The first 24-hour APACHE II acute physiology score (17.3 vs 18.0) and total score (22.1 vs 22.7) were comparable between the 2 groups. The hospital mortality was 68% in PAC group, which was not different from that in the control group (66%, adjusted hazard ratio, 1.09; 95% CI, 0.94-1.27; P = 0.25). ICU mortality (60% vs 57%) and 28-day mortality (62% vs 60%) were also not different between the 2 groups. The insertion of a PAC was associated with one or more complications in 46 of the 486 patients in whom PAC insertion was attempted. None of these complications were fatal. PAC insertion was associated with one or more changes in therapy within 2 hours of insertion in 389 (80%) patients in the PAC group. These changes included fluid challenges in 205 (42%) patients, a 25% or more change in the dose of vasoactive drug in 211 (43%) patients, and the introduction of vasoactive drug(s) in 156 (32%) patients.
Commentary
In general, monitoring devices are used to provide reliable measurements of physiological variables at some predetermined frequency. The principle of monitoring is based on the premise that the device will give information on a modifiable parameter in such a way that the outcome of a disease state can be changed. The monitoring device should not by itself impose significant risk to the patient. PAC provides information on hemodynamic parameters including central venous pressure and cardiac output as well as left ventricular filling pressures. The information is reliable and to a certain extent reproducible. There have been questions about safety of the device. Multiple complications have been described both during the time of insertion and during the prolonged use of a PAC. However, the biggest problem with the PAC has been a lack of consensus as to what should be done with the information.

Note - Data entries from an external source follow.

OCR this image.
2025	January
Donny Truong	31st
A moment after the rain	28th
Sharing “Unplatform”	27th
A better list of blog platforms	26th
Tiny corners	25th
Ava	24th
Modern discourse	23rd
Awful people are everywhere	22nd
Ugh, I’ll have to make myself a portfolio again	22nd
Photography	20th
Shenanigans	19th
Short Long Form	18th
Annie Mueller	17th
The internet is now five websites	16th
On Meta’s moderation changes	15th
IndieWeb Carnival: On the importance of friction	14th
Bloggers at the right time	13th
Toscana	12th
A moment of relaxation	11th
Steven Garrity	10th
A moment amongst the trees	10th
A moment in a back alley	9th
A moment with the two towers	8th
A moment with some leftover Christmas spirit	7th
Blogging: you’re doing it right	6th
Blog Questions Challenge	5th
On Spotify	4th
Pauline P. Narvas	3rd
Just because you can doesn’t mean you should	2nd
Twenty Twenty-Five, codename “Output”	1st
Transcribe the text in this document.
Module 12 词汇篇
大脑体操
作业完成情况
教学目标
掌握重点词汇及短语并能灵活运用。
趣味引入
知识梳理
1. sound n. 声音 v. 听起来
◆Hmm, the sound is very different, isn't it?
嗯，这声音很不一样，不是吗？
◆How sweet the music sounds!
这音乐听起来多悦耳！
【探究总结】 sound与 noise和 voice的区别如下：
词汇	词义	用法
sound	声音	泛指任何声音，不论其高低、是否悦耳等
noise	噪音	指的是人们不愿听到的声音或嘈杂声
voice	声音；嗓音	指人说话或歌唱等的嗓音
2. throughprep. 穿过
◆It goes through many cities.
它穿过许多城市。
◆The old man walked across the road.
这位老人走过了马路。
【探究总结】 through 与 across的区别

Ever since the PAC became a norm in the ICU, there has been a quest to set goals of therapy. From achieving "normal" hemodynamics to aiming for "super-normal" values, studies have been done in attempts to show effectiveness of different strategies. No such study has shown clear superiority over an alternative strategy and questions have been raised about harmful effects, either related to the catheter itself or to the (mis)guided treatment resulting from its use. Especially in United States, clinicians tend to want to do "everything" to save a patient’s life. However, study after study has suggested that more care does not necessarily equate to better care, or better outcomes. A recent study in patients with heart failure, a setting in which the PAC may be the most logical tool to guide therapy, has also failed to show any benefit of using this device.1
The PAC-Man study could have been the final nail in the coffin of the PAC, but unfortunately, the investigators did not use any protocol nor did they have any established goals of therapy. Despite the increasing number of studies showing no benefit from the PAC, it is likely that more will be done, as some researchers remain convinced that there are patients whose outcomes will be improved through the use of this device.
Reference
- Binanay C, et al. Evaluation study of congestive heart failure and pulmonary artery catheterization effectiveness: the ESCAPE trial. JAMA. 2005;294:1625-1633.